As captains, either Salah or Mane will step up to receive the trophy on Sunday night. In 2019, it was Mahrez — a Premier League star with Pep Guardiola’s Manchester City and previously with Leicester City — who stole the limelight.

But one of the first names that come to mind when talking about African players is Ivory Coast’s Didier Drogba.

The Chelsea legend held the title of top African scorer in the English Premier League with 104 goals — a record since broken by Salah — and made a remarkable 44 strikes in the UEFA Champions League, which he won in 2012 with the London club.

He also won the African player of the year award twice, and so far remains his national team’s top scorer with 65 goals. With a list of honors that includes four Premier League titles, four FA cups and a Turkish Super Lig — the Turkish league championship — with Galatasaray, many consider him the greatest of all African exports to Europe.

However, Drogba did not win the Africa Cup of Nations

Then there is the great Samuel Eto’o.

He has been in the news recently as head of the Cameroonian Football Federation, hosts of the 2021 AFCON, but also has been considered the best African player in history.

Eto’o won the Africa Cup of Nations in 2000 and 2002, and remains the competition’s all-time top scorer with 18 goals. He also won an Olympic gold medal with his country in 2000 and played in four world cups.

The Cameroonian lion also won three La Liga and two Champions League titles with Barcelona, and a treble of Serie A, Champions League and Coppa Italia with Inter Milan — a record that other African players can only dream of.

John Obi Mikel won the 2013 Africa Cup of Nations with Nigeria, and the bronze medal in the 2016 Olympics. He also won two Premier League titles, three FA cups and a Champions League with Chelsea to make him one of Africa’s most decorated stars in Europe.

Another Ivorian to carve out a stunning career in Europe is Yaya Toure, ​​who won the Africa Cup of Nations in 2015 and African footballer of the year four times. He excelled at Barcelona, winning two La Liga titles and the Champions League with Guardiola in 2009. He then moved on to become part of the Manchester City dynasty, claiming three Premier League titles and one FA cup.

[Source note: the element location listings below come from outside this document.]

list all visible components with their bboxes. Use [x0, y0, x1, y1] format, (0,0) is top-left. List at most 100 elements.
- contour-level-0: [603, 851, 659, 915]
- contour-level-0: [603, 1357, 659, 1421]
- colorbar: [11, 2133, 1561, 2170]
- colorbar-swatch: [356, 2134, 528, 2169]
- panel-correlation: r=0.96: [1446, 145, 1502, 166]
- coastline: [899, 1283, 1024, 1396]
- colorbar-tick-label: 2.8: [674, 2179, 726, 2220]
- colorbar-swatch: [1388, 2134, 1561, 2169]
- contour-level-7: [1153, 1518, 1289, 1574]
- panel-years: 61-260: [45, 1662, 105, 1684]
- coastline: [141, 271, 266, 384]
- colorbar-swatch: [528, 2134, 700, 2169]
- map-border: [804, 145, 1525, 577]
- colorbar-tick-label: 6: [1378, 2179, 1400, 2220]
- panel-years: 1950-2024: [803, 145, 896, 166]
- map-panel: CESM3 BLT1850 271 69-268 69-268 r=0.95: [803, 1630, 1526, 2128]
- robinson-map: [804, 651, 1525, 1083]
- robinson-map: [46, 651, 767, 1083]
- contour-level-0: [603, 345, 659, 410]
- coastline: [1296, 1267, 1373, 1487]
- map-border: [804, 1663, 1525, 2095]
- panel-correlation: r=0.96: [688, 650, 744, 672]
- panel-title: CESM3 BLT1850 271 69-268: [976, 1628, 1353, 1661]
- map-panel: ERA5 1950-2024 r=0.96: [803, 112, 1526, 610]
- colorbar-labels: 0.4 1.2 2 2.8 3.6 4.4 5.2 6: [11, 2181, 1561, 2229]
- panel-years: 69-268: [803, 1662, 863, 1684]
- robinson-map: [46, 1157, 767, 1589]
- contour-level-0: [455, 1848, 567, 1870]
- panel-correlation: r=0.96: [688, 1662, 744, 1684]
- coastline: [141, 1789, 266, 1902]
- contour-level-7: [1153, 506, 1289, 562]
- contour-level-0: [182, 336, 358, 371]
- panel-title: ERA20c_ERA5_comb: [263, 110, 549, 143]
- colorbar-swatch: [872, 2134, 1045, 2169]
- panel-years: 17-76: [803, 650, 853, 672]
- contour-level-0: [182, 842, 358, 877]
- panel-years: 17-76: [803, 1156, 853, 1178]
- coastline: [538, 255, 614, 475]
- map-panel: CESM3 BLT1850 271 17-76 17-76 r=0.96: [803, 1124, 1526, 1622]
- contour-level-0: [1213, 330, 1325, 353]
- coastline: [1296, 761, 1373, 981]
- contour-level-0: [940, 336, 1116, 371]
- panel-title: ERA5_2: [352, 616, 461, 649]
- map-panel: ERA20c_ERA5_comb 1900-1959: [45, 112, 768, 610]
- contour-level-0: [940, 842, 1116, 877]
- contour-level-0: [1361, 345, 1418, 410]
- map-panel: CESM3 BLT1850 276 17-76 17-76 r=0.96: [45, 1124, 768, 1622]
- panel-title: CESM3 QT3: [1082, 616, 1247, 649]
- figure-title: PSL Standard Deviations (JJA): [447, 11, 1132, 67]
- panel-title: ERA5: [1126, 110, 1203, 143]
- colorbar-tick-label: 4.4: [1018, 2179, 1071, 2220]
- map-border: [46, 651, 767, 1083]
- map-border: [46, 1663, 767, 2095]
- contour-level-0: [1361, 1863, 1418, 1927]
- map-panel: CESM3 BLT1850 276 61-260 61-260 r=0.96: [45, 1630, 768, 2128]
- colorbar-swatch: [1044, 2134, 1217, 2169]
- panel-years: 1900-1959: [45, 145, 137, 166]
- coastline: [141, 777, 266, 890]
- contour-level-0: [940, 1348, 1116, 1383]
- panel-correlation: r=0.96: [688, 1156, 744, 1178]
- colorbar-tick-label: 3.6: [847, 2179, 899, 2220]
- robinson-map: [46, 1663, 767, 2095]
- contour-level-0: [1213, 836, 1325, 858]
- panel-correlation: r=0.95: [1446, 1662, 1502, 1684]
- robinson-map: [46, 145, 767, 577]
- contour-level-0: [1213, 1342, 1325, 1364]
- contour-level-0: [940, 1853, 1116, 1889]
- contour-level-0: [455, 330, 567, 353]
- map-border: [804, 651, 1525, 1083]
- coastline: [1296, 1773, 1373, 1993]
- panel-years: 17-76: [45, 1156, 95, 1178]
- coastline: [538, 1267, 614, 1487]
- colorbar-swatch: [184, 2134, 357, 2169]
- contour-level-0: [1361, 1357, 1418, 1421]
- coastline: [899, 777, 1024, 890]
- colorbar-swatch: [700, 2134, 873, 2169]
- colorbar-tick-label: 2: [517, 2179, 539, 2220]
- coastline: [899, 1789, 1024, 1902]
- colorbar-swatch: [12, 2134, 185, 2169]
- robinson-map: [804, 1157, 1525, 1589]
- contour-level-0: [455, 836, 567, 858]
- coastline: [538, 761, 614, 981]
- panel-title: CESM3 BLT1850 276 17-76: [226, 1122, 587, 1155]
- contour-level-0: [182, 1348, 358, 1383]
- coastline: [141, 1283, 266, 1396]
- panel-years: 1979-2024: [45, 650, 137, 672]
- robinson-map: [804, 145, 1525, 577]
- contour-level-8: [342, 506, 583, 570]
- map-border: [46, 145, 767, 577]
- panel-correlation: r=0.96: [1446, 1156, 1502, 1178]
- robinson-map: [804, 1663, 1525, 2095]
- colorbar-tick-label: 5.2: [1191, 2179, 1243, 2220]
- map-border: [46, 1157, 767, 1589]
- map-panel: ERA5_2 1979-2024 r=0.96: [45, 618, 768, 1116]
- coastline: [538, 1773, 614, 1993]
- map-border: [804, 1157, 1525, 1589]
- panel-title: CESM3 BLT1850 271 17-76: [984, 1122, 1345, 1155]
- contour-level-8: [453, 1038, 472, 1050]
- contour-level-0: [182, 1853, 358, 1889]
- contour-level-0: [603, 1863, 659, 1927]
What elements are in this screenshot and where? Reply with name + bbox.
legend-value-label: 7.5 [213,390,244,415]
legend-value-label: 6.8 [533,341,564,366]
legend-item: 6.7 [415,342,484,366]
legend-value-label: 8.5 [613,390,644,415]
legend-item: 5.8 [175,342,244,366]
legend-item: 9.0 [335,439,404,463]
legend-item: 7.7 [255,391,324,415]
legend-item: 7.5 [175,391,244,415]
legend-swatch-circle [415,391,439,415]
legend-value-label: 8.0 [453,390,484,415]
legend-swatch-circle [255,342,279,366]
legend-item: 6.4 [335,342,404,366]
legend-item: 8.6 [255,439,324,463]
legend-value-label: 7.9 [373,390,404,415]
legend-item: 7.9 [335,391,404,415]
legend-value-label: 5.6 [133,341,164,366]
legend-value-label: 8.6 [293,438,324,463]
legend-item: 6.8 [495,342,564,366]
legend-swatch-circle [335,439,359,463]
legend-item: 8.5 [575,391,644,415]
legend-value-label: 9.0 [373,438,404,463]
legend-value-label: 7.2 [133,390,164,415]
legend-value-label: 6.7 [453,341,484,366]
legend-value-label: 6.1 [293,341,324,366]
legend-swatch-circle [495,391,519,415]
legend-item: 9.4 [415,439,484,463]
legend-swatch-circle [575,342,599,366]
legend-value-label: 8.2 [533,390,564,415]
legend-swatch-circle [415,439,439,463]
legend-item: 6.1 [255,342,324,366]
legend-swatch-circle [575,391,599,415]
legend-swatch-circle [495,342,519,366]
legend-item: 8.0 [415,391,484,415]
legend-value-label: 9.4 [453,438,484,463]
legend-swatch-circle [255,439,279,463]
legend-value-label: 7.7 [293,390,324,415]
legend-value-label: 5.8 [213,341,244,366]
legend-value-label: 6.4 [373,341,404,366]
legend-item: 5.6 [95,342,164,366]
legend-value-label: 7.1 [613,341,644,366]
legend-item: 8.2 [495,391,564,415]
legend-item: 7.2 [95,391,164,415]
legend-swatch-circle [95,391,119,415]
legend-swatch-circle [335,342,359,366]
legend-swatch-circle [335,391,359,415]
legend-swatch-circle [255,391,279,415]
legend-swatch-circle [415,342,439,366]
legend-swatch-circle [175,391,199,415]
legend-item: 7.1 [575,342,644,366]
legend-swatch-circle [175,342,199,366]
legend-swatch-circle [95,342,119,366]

No list would be complete without mentioning the unique talent of Liberian George Weah, the only African star to win the Ballon d’Or, which he was awarded in 1995.

Blessed with extraordinary skill on the pitch and character off it, Weah’s major trophy tally included two Serie A titles with AC Milan, one Ligue 1 with Paris Saint-Germain and an FA cup with Chelsea.

While Weah won the African footballer of the year award three times (1989, 1994, 1985), he never made his mark on the Africa Cup of Nations.

Still, what other African star — apart from Salah, perhaps, in recent years — has been seen as outright the best player in the world at one time?

There are many others who have at one time or another shone in Europe and for their countries. These include Noureddin Naybet, Taribo West, Rabah Majer, Michael Essien, Samuel Kufuor, Kolo Toure, Abedi Pele, Seydou Keita, Benny McCarthy, Asamoah Gyan, Jay Jay Okocha, and Pierre-Emerick Aubameyang. The list goes on and on.

And let’s not forget the hundreds of home-based African stars who don’t receive the same attention as their Europe-based colleagues but who are just as important to their countries’ causes.

On Sunday night, Salah might lead Egypt to a record-extending eighth AFCON title, or Mane might lift Senegal’s first.

Whatever the outcome, the Liverpool stars will no doubt be the first to share the glory with their teammates.